A Nina tem 1 hora de fisioterapia por semana, desde os 5 meses, sendo que eu e meu marido damos continuidade à terapia no resto do tempo. E uma hora e meia de terapia de aprendizado, que ajuda crianças com atraso a alcançar o desenvolvimento normal. No início tínhamos uma terapeuta que vinha a nossa casa, mas agora a levamos a um grupo, com 4 crianças na faixa dos 2 anos e duas terapeutas. O grupo é heterogênio, com crianças com outras síndromes como Down, ou algum problema neurológico. Certamente ela vai precisar de fonoterapia. Pra nossa grande surpresa e orgulho ela está acima do esperado para crianças com KS, já fala algumas palavras em português e em alemão.

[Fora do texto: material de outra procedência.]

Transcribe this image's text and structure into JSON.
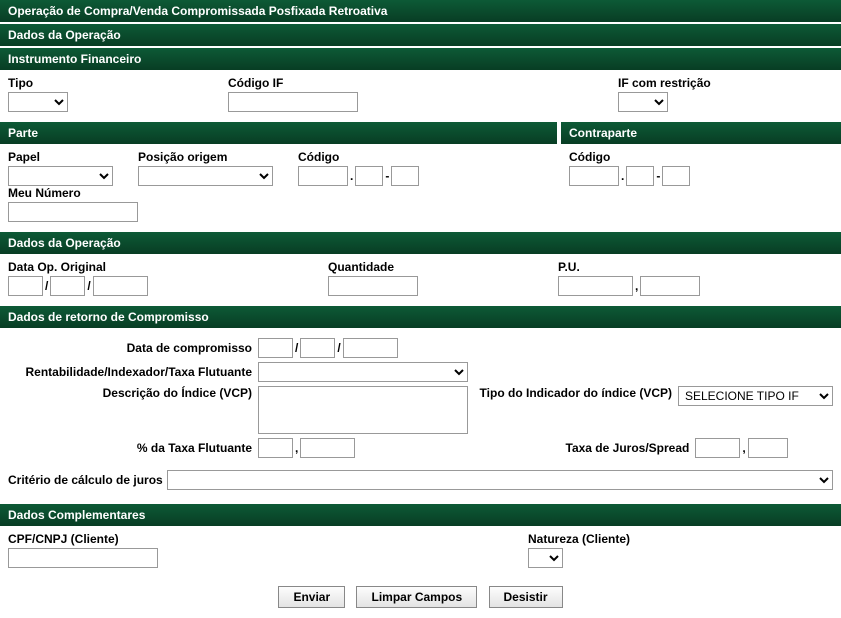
{
  "headers": {
    "main": "Operação de Compra/Venda Compromissada Posfixada Retroativa",
    "dados1": "Dados da Operação",
    "instrumento": "Instrumento Financeiro",
    "parte": "Parte",
    "contraparte": "Contraparte",
    "dados2": "Dados da Operação",
    "retorno": "Dados de retorno de Compromisso",
    "complementares": "Dados Complementares"
  },
  "instrumento": {
    "tipo_label": "Tipo",
    "codigo_if_label": "Código IF",
    "restricao_label": "IF com restrição"
  },
  "parte": {
    "papel_label": "Papel",
    "posicao_label": "Posição origem",
    "codigo_label": "Código",
    "meunumero_label": "Meu Número"
  },
  "contraparte": {
    "codigo_label": "Código"
  },
  "dados_op": {
    "data_original_label": "Data Op. Original",
    "quantidade_label": "Quantidade",
    "pu_label": "P.U."
  },
  "retorno": {
    "data_compromisso_label": "Data de compromisso",
    "rentabilidade_label": "Rentabilidade/Indexador/Taxa Flutuante",
    "descricao_label": "Descrição do Índice (VCP)",
    "tipo_indicador_label": "Tipo do Indicador do índice (VCP)",
    "tipo_indicador_option": "SELECIONE TIPO IF",
    "pct_taxa_label": "% da Taxa Flutuante",
    "taxa_juros_label": "Taxa de Juros/Spread",
    "criterio_label": "Critério de cálculo de juros"
  },
  "complementares": {
    "cpf_label": "CPF/CNPJ (Cliente)",
    "natureza_label": "Natureza (Cliente)"
  },
  "buttons": {
    "enviar": "Enviar",
    "limpar": "Limpar Campos",
    "desistir": "Desistir"
  }
}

A Nina tem 2 anos e ainda não sabe andar. Uma criança com atraso no desenvolvimento exige muito mais atenção do pais e de qualquer profissional envolvido. Nossa escolha de médicos deve ser ultra-criteriosa. Na maioria dos casos a saúde é mais delicada. Nossa escolha para sua educação vai ser muito complexa. O que é melhor pra uma criança com dificuldades no aprendizado? Uma escola de integração, ou uma escola especial? Como ajudá-la a vencer o preconceito por ser diferente? Não sabemos se ela vai poder viver sozinha, ter autonomia, se casar. Não sabemos se ela vai poder cursar uma faculdade, ter uma profissão normal. Como a síndrome é "nova", não existem muitos dados sobre adultos, o que gera uma ansiedade imensa nos pais. Tudo para ela tende a ser mais difícil, aprender, se comunicar. Mas o que as pessoas precisam saber é que a alegria que uma criança especial traz é também muito rara. Cada conquista toma uma proporção enorme. As primeiras palavras, a primeira colherada sozinha, não tenho palavras pra descrever minha felicidade. Com 10 meses a Nina bateu palminha pela primeira vez no dia do meu aniversário, enquanto a família cantava parabéns. Esse foi o melhor presente que eu já tive".